DPRD Banyumas Pastikan Tak Ada Rekomendasi Titipan PPDB Tahun Ini, Posko Pengaduan Disiapkan

METROJATENG.COM, PURWOKERTO – Sikap tegas ditunjukan DPRD Banyumas menghadapi momentum Penerimaan Peserta Didik Baru (PPDB) tahun ini. Dimana tahun ini tidak diperbolehkan penggunaan surat rekomendasi dari pihak manapun. Termasuk dari jajaran eksekutif, maupun kepala sekolah, serta komite sekolah dan tokoh masyarakat.

Ketua DPRD Banyumas, Subagyo SPd.M.Si menegaskan hal tersebut dalam rapat bersama Dinas Pendidikan (Dindik) Kabupaten Banyumas, Senin (23/6/2025). Menurutnya, penghapusan rekomendasi tersebut, untuk memenuhi rasa keadilan, sehingga persaingan berjalan dengan sehat.
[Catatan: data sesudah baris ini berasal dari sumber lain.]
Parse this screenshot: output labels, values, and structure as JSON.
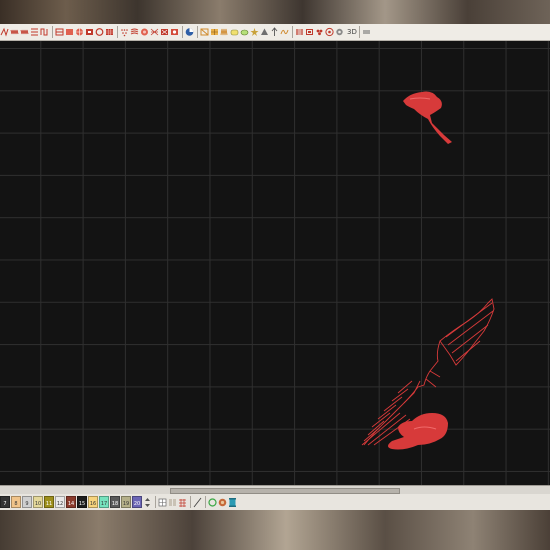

“Tidak ada rekomendasi dari pihak manapun, tanpa pengecualian, termasuk dari DPRD, eksekutif, kepala sekolah maupun komite sekolah dan tokoh masyarakat,” terangnya.

Selain soal surat rekomendasi, pertemuan tersebut juga menghasilkan beberapa kesepakatan lain, yaitu adanya pengecualian terhadap anak yatim atau anak yatim piatu dan difabel akan diberikan kebijakan khusus oleh Dindik. Sedangkan terkait kemungkinan adanya ijazah yang ditahan, akan diselesaikan oleh Dindik Banyumas.

Tak hanya itu, DPRD Banyumas juga membuka lapak aduan untuk masyarakat yang merasa dirugikan ataupun yang ingin mendapatkan informasi lebih lanjut terkait penerimaan siswa baru SD dan SMP. Setiap harinya, sampai dengan penutupan pendaftaran siswa baru, Rabu (25/6/2025), akan ada anggota dari Komisi IV yang standby untuk menerima pengaduan dari masyarakat.

“Sampai dengan Rabu (25/6/2025), pukul 00.00 WIB, DPRD Banyumas membuka pintu lebar-lebar untuk pengaduan terkait proses penerimaan siswa baru,” jelas politisi PDI Perjuangan Banyumas ini.

Sementara itu, terkait domisili, kesepakatannya tetap mengacu pada wilayah administrasi sekolah tersebut berada di wilayah mana. Domisili utama tetap yang masuk wilayah administratif, kemudian wilayah domisili sebaran yang berada di radius di sekitarnya sesuai yang ditetapkan kepala daerah.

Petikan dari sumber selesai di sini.